The biblical creation narrative is composed of a myriad of different insights, scattered liberally throughout the Old and New Testaments, and the overall discussion between science and faith is pretty much set by the degree to which we allow that range of insights to impact upon our thinking.

A picture emerges of God as creator, the source and ground of all that exists. Everything that exists apart from God only exists because God brought it into existence. So God is the ground of all existence, and in this view “existence” refers to anything that exists, be they material or immaterial—the laws of nature, quantum vacuums, Higgs bosons, trees, rabbits, mathematical principles, and the elements of the periodic table. If it exists and is not God, then it must by definition be part of the created order within this theistic matrix …

Since our great creator God is not encompassed or constrained in any way by the present created order, we as human creatures are in no position to guess how God might wish to create or to tell him how he ought to…Historians of science have often pointed to this sense of the transcendence of God and the consequent radical contingency of the created order as one of the great motivations for empiricism, for the experimental method. For no one could simply guess how the created order might work starting from commonsense or simple human logic. Quantum mechanics, for example, is rather weird, and mental pictorial representations should not be attempted, otherwise one ends up with a headache …

Along with the transcendent otherness of God in the biblical literature comes an insistence on the simultaneous immanence of God in the created order, that moment-by- moment involvement in upholding and sustaining creation. God’s faithfulness is displayed in the nomic regularity, the law-like behavior of energy and matter, which renders the world coherent and makes the scientific enterprise possible. This is a Trinitarian immanence …

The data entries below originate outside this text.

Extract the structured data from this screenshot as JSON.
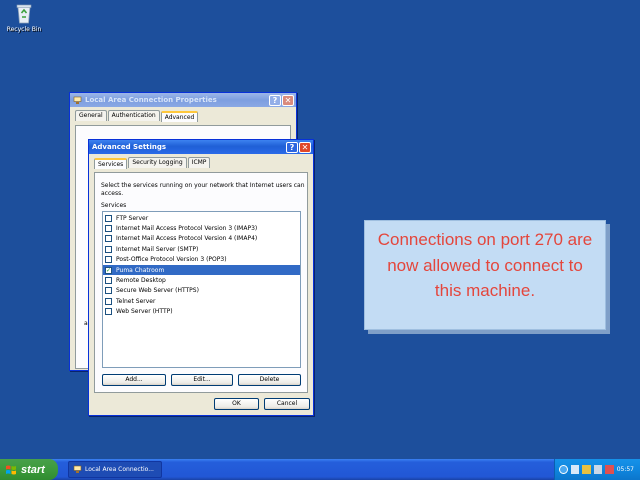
{
  "desktop": {
    "recycle_bin_label": "Recycle Bin"
  },
  "lac_window": {
    "title": "Local Area Connection Properties",
    "help_label": "?",
    "close_label": "✕",
    "tabs": [
      {
        "label": "General"
      },
      {
        "label": "Authentication"
      },
      {
        "label": "Advanced"
      }
    ],
    "partial_text": "a"
  },
  "adv_window": {
    "title": "Advanced Settings",
    "help_label": "?",
    "close_label": "✕",
    "tabs": [
      {
        "label": "Services"
      },
      {
        "label": "Security Logging"
      },
      {
        "label": "ICMP"
      }
    ],
    "description": "Select the services running on your network that Internet users can access.",
    "services_label": "Services",
    "services": [
      {
        "label": "FTP Server",
        "checked": false
      },
      {
        "label": "Internet Mail Access Protocol Version 3 (IMAP3)",
        "checked": false
      },
      {
        "label": "Internet Mail Access Protocol Version 4 (IMAP4)",
        "checked": false
      },
      {
        "label": "Internet Mail Server (SMTP)",
        "checked": false
      },
      {
        "label": "Post-Office Protocol Version 3 (POP3)",
        "checked": false
      },
      {
        "label": "Puma Chatroom",
        "checked": true
      },
      {
        "label": "Remote Desktop",
        "checked": false
      },
      {
        "label": "Secure Web Server (HTTPS)",
        "checked": false
      },
      {
        "label": "Telnet Server",
        "checked": false
      },
      {
        "label": "Web Server (HTTP)",
        "checked": false
      }
    ],
    "selected_index": 5,
    "add_label": "Add...",
    "edit_label": "Edit...",
    "delete_label": "Delete",
    "ok_label": "OK",
    "cancel_label": "Cancel"
  },
  "info_box": {
    "text": "Connections on port 270 are now allowed to connect to this machine."
  },
  "taskbar": {
    "start_label": "start",
    "task_label": "Local Area Connectio...",
    "clock": "05:57"
  },
  "colors": {
    "desktop": "#1d4f9c",
    "info_text": "#e4463c",
    "selection": "#316ac5"
  }
}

In Colossians 1, Paul writes that by the Son of God “all things were created: things in heaven and on earth, visible and invisible, whether thrones or powers or rulers or authorities; all things were created through him and for him. He is before all things, andin him all things hold together” (vv. 16–17, emphasis added). In other words, the complete created order, in all its breadth and diversity, goes on consisting by the same divine Word, the Lord Jesus, who brought everything into being in the first place …

So what do biologists do in their research? Well, clearly what they do is to describe, as best they can, both the created order that God continually undergirds and sustains and the “secondary causes” whereby God brings about his aims and purposes. And biologists do this not by invoking the actions of God, the Primary Cause, to explain those parts of the process that seem particularly difficult to understand but rather by seeing the authorship of the Creator expressed in the whole biological process from beginning to end.

So when my atheistic biologist colleagues pose the question, “Well, what difference does it make to your biology whether God exists or not?” three points immediately come to mind. The first is that if there were no God, nothing would exist, so we certainly wouldn’t be doing science. Second, without God, nomic regularity would be unexpected and certainly not guaranteed. The faithfulness of God in guaranteeing the reproducibility of the properties of matter is critical for the success of science. And third, the fact of common grace and the fact that all human beings are made in the image of God, irrespective of our belief in God, entails that we as a scientific community can share the same scientific methods and approaches to understanding the biological world. In creating all humankind in his image, God has delegated authority to the whole of humankind to subdue and care for the earth, and science represents one way of fulfilling that responsibility.